Schon kurz nach dem Hallo kamen sie dann wieder auf ihre Gebrechen und Krankheiten zu sprechen. Bei dem Thema fühlten sie sich am wohlsten.
Sie war hübsch und er machte sich Hoffnungen, Illusionen. Da ahnte er noch nichts von den rigiden Auswahlkriterien der Frauen, wusste er noch nicht, wo im Leben sein Platz war. Sein Glück, denn nach dem Schwelgen in Illusionen kam für ihn nicht mehr viel, im Grunde gar nichts.

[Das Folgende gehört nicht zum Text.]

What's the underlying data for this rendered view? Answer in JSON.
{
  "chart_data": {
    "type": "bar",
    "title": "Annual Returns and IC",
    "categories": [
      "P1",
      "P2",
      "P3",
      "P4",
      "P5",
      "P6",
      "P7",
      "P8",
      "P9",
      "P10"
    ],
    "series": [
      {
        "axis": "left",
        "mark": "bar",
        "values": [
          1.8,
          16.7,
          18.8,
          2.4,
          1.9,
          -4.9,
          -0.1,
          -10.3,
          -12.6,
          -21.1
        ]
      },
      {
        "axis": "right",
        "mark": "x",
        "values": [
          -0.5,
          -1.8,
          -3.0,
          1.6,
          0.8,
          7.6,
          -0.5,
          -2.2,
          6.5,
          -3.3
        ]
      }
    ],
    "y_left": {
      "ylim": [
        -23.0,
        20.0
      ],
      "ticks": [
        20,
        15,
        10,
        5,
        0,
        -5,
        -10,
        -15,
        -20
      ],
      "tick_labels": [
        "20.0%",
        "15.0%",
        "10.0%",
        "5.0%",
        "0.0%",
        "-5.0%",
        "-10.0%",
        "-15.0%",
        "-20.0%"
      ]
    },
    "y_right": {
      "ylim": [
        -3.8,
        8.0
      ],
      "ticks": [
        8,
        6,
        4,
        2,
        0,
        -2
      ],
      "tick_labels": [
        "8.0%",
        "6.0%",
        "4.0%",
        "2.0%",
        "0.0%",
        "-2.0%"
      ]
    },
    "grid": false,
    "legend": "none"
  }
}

Zeitlebens hatte er keine Freundin, keine Partnerin. Eine Zeit lang war er ins Bordell gegangen, immer zu der gleichen Frau, hatte sich für einige Minuten eine Umarmung gekauft, ein Beieinanderliegen. Keinen Sex, dazu kam es nicht, ihr war sofort klar gewesen, was er brauchte.
Sie redet und redet, erzählt ihm Belanglosigkeiten. Ohne Punkt und Komma. Ohne Pointe. Das Reden ist ihr ein Bedürfnis. Bevor sie ein Paar wurden, kannte er sie lange genug, er wusste, worauf er sich einließ und doch fühlt er sich nun um seine Zeit, um sein Leben betrogen.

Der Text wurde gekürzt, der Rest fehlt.